Authors: Haoxiong Liu, Yifan Zhang, Yifan Luo, Andrew C Yao

AAAI 2025 | Venue PDF | Archive PDF | Plain Text | LLM Run Details

Reproducibility Variable Result LLM Response
Research Type Experimental Models fine-tuned on MMIQC consistently surpass their counterparts in performance on the MATH benchmark across various model sizes. Notably, Qwen-72B-MMIQC achieves a 45.0% accuracy, exceeding the previous open-source state-ofthe-art by 8.2% and outperforming the initial version GPT-4 released in 2023. Extensive evaluation results on Hungarian high school finals suggest that such improvement can generalize to unseen data. Our ablation study on MMIQC reveals that a large part of the improvement can be attributed to our novel augmentation method, Iterative Question Composing (IQC), which involves iteratively composing new questions from seed problems using an LLM and applying rejection sampling through another LLM.

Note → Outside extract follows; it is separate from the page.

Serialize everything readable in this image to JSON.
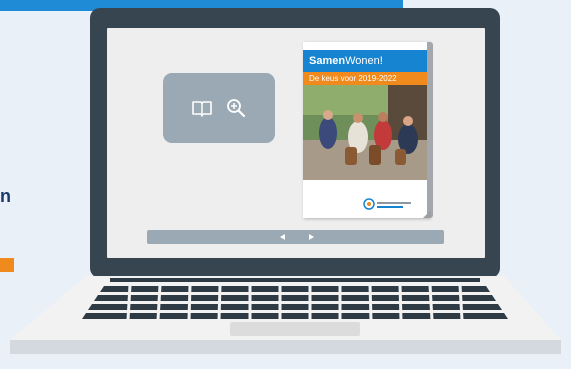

Researcher Affiliation Academia 1Institute for Interdisciplinary Information Sciences, Tsinghua University, 2Shanghai Qi Zhi Institute EMAIL, EMAIL
Pseudocode Yes Algorithm 1: Iterative Question Composing
Open Source Code Yes Code https://github.com/iiis-ai/Iterative Question Composing
Open Datasets Yes Datasets https://huggingface.co/datasets/Vivacem/MMIQC
Dataset Splits Yes For a fair comparison, we first evaluate the fine-tuned models on MATH (Hendrycks et al. 2021a), a competition-level math word problems benchmark with 5000 test problems in a zero-shot setting. ... The seed dataset is constructed by the samples in the training set of MATH that do not contain Asymptote language in their question statements.
Hardware Specification Yes Employing the Deep Speed Zero-3 Stage (Rajbhandari et al. 2020), we fine-tune 7B models on one node of 8x A800 GPUs with micro batch-size at 8, and gradient accumulation at 4, 34B models on 2 nodes with micro batch-size at 4 and gradient accumulation at 4 and 70B models on 4 nodes with micro batch-size at 4 and gradient accumulation at 2, maintaining an effective batch size of 256.
Software Dependencies No The paper mentions "Hugging Face transformers library (Wolf et al. 2019)" and "Sym Py (Meurer et al. 2017)" but does not specify version numbers for these software dependencies as used in their experiments. It only cites the original papers.
Experiment Setup Yes We fine-tune all models on MMIQC for 1 epoch, using a 3% warm-up ratio linear learning rate schedule. For the choice of maximum learning rate, we do a simple hyperparameter selection experiment shown in Table 2 and determine it to be 1e-5. We use the BFloat16 numerical format during training. Employing the Deep Speed Zero-3 Stage (Rajbhandari et al. 2020), we fine-tune 7B models on one node of 8x A800 GPUs with micro batch-size at 8, and gradient accumulation at 4, 34B models on 2 nodes with micro batch-size at 4 and gradient accumulation at 4 and 70B models on 4 nodes with micro batch-size at 4 and gradient accumulation at 2, maintaining an effective batch size of 256.